Michael Power, author of The Audit Society (1997), defines in an earlier paper a key aspect of verifiability: “that attribute of information which allows qualified individuals working independently of one another to develop essentially similar measures or conclusions from an examination of the same evidence, data or records….” This normally quantitative attribute is one thing in the context of a financial audit, where money is the medium, or quality assurance of, say, light bulbs, where readily visible criteria of success or failure exist and preexist the audit process. In these contexts, auditing and certifying are a secondary monitoring of compliance or performance.
However, it is quite another matter in contexts where the performance of doctors or teachers or professors is at issue. In these complex contexts—and this has implications for something as qualitative, relational, and holistic as virtue—activities that are not easy to quantify must first be “made auditable” by finding some feature of them to measure or rate. While this need not be a bad thing—it might, for instance, force professionals to think seriously about their goals—it can take on a life of its own.
The very act of creating measures and benchmarks and rating scales can badly distort the nature of the thing being audited, throwing off all sorts of unintended consequences. Far from a merely derived and neutral activity, auditing and performance measurement can construct a system of knowledge and then re-shape the organizational environment to make that system successful. More germane to virtue is the distinct possibility that because the disposition itself is not readily amenable to verifiable, non-subjective measurement, what will be quantified is simply some aspect that is easy to count, often a crude and not very meaningful aspect at that. This aspect, because verifiable and thus more tractable and “real,” then gets confused with the thing itself.
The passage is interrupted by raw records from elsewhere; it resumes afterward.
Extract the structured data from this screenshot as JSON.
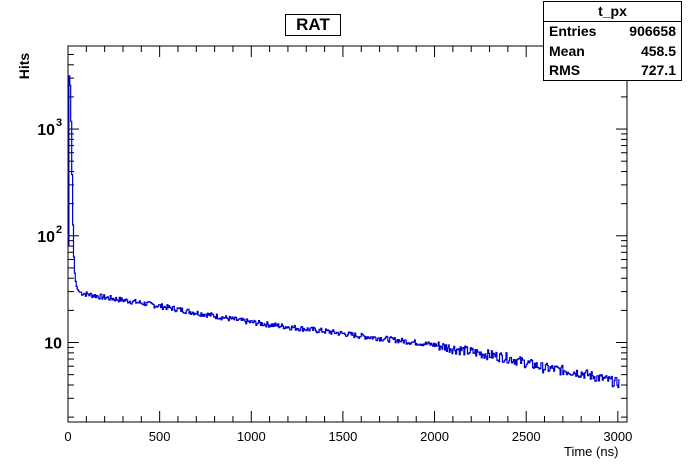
{
  "chart_data": {
    "type": "line",
    "title": "RAT",
    "xlabel": "Time (ns)",
    "ylabel": "Hits",
    "xlim": [
      0,
      3050
    ],
    "ylim": [
      1.8,
      6000
    ],
    "yscale": "log",
    "grid": false,
    "color": "#0000cc",
    "x_ticks": [
      0,
      500,
      1000,
      1500,
      2000,
      2500,
      3000
    ],
    "x_tick_labels": [
      "0",
      "500",
      "1000",
      "1500",
      "2000",
      "2500",
      "3000"
    ],
    "y_ticks": [
      10,
      100,
      1000
    ],
    "y_tick_labels": [
      {
        "base": "10",
        "exp": ""
      },
      {
        "base": "10",
        "exp": "2"
      },
      {
        "base": "10",
        "exp": "3"
      }
    ],
    "series": [
      {
        "x": [
          0,
          5,
          10,
          15,
          20,
          25,
          30,
          35,
          40,
          45,
          50,
          60,
          80,
          100,
          150,
          200,
          300,
          400,
          500,
          600,
          700,
          800,
          900,
          1000,
          1200,
          1400,
          1600,
          1800,
          2000,
          2200,
          2400,
          2600,
          2800,
          3000
        ],
        "y": [
          2.2,
          3000,
          3300,
          2000,
          700,
          200,
          80,
          50,
          40,
          35,
          32,
          30,
          29,
          28.5,
          27.5,
          26.5,
          25,
          23.5,
          22,
          20.5,
          19,
          17.8,
          16.5,
          15.5,
          14,
          12.8,
          11.5,
          10.5,
          9.5,
          8.2,
          7.2,
          5.8,
          5.2,
          4.2
        ]
      }
    ]
  },
  "stats": {
    "name": "t_px",
    "rows": [
      {
        "label": "Entries",
        "value": "906658"
      },
      {
        "label": "Mean",
        "value": "458.5"
      },
      {
        "label": "RMS",
        "value": "727.1"
      }
    ]
  }
}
Virtue becomes, as one of the speakers at the Oxford conference argued, “what virtue tests test.”
I recently heard a social scientist argue that when it comes to measuring morality any measure is better than none, an at-least-we’re-counting-something view which Power also observes in his research. But surely, in light of the dynamics of real-world assessment practices, such a facile view is deeply mistaken. Only a very good measure is better than none.